LONDON / LONDON (IT BOLTWISE) – Ein Bericht des Inter-Agency Space Debris Co-ordination Committee warnt davor, wie schnell Kollisionen im Orbit neue Trümmer erzeugen können. Selbst ein sofortiges Startverbot würde das Wachstum nicht stoppen, weil bestehende Objekte sich weiter gegenseitig treffen und fragmentieren. Besonders die große Zahl kleiner, schwer zu trackender Fragmente macht eine Abschätzung des „Point of no return“ schwierig.

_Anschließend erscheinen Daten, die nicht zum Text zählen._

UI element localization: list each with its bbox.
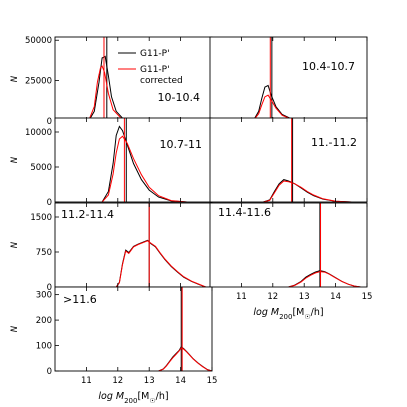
y-tick-label: 750 [36,248,52,258]
x-axis-label-sun: ☉ [304,313,310,321]
panel-plot [158,287,212,371]
x-axis-label-tail: /h] [156,391,169,402]
panel-6: 11 12 13 14 15 11.4-11.6 [209,202,373,302]
x-axis-label-sun: ☉ [149,397,155,405]
panel-3: 0 5000 10000 N 10.7-11 [10,117,213,208]
panel-frame [209,117,368,203]
y-axis-label: N [10,325,20,332]
x-axis-label-tail: /h] [311,307,324,318]
panel-background [55,118,212,202]
panel-plot [263,118,352,202]
y-tick-label: 25000 [25,77,52,87]
panel-label: 11.2-11.4 [61,208,114,221]
red-series-line [263,180,352,202]
panel-background [210,118,367,202]
panel-label: >11.6 [63,293,97,306]
y-tick-label: 0 [47,117,52,127]
red-series-line [288,271,361,287]
panel-label: 10-10.4 [158,91,200,104]
panel-plot [288,203,361,287]
panel-background [55,287,212,371]
x-tick-label: 11 [81,376,92,386]
x-axis-label-text: log M [98,391,124,402]
y-axis-label: N [10,75,20,82]
legend-red-label-line1: G11-P' [140,65,170,75]
x-axis-label-sub: 200 [124,397,137,405]
y-tick-label: 100 [36,342,52,352]
panel-label: 10.4-10.7 [302,60,355,73]
y-tick-label: 0 [47,283,52,293]
x-axis-label-right: log M200[M☉/h] [253,307,323,321]
panel-label: 10.7-11 [160,138,202,151]
panel-4: 11.-11.2 [209,117,368,203]
y-tick-label: 5000 [30,163,52,173]
panel-background [210,37,367,121]
x-tick-label: 14 [330,292,341,302]
legend-red-label-line2: corrected [140,76,183,86]
x-tick-label: 13 [299,292,310,302]
y-tick-label: 1500 [30,213,52,223]
y-tick-label: 200 [36,316,52,326]
panel-plot [115,203,206,287]
x-axis-label-text: log M [253,307,279,318]
x-axis-label-sub: 200 [279,313,292,321]
y-tick-label: 10000 [25,128,52,138]
panel-2: 10.4-10.7 [209,36,368,122]
panel-background [55,37,212,121]
x-tick-label: 14 [175,376,186,386]
red-series-line [101,135,187,202]
legend-black-label: G11-P' [140,49,170,59]
black-series-line [101,125,187,202]
panel-7: 11 12 13 14 15 0 100 200 300 N >11.6 [10,286,218,386]
panel-label: 11.-11.2 [311,136,357,149]
red-series-line [115,240,206,287]
panel-plot [101,118,187,202]
legend: G11-P'G11-P'corrected [118,49,183,86]
x-tick-label: 15 [207,376,218,386]
y-axis-label: N [10,241,20,248]
x-axis-label-units: [M [137,391,149,402]
x-tick-label: 12 [267,292,278,302]
panel-frame [209,202,368,288]
y-tick-label: 300 [36,291,52,301]
y-tick-label: 0 [47,367,52,377]
x-axis-label-units: [M [292,307,304,318]
y-tick-label: 50000 [25,36,52,46]
panel-5: 0 750 1500 N 11.2-11.4 [10,202,213,293]
x-tick-label: 15 [362,292,373,302]
panel-background [210,203,367,287]
x-tick-label: 13 [144,376,155,386]
panel-frame [54,286,213,372]
panel-background [55,203,212,287]
x-axis-label-left: log M200[M☉/h] [98,391,168,405]
y-tick-label: 0 [47,198,52,208]
panel-label: 11.4-11.6 [218,206,271,219]
y-axis-label: N [10,156,20,163]
x-tick-label: 12 [112,376,123,386]
panel-1: 0 25000 50000 N 10-10.4 [10,36,213,127]
x-tick-label: 11 [236,292,247,302]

Gleichzeitig zeigen Fallbeispiele aus der Raumfahrt und die hohen Frequenzen von Ausweichmanövern, wie nah Unternehmen und Betreibern der operative Ernstfall schon ist.

In der Debatte um Künstliche Intelligenz in der Raumfahrt geht es in letzter Zeit oft um Autonomie im Flug: KI-gestützte Bahnauswahl, bessere Bildauswertung, effizientere Missionsplanung. Doch eine andere Variable bestimmt aktuell, wie sicher und wirtschaftlich überhaupt weiter geflogen werden kann: der wachsende Weltraumschrott. Der Impuls kommt aus dem Inter-Agency Space Debris Co-ordination Committee (IADC), das die Interessen von insgesamt 13 Raumfahrtagenturen bündelt und am Ende der UK-Vorsitzphase ein Berichtspaket veröffentlicht hat. Die Kernaussage ist unbequem nüchtern: Selbst wenn es weltweit sofort kein Starten von neuen Raketen mehr gäbe, würde die Zahl der Trümmer weiter steigen, weil Kollisionen zwischen bestehenden Objekten zusätzliche Fragmente erzeugen.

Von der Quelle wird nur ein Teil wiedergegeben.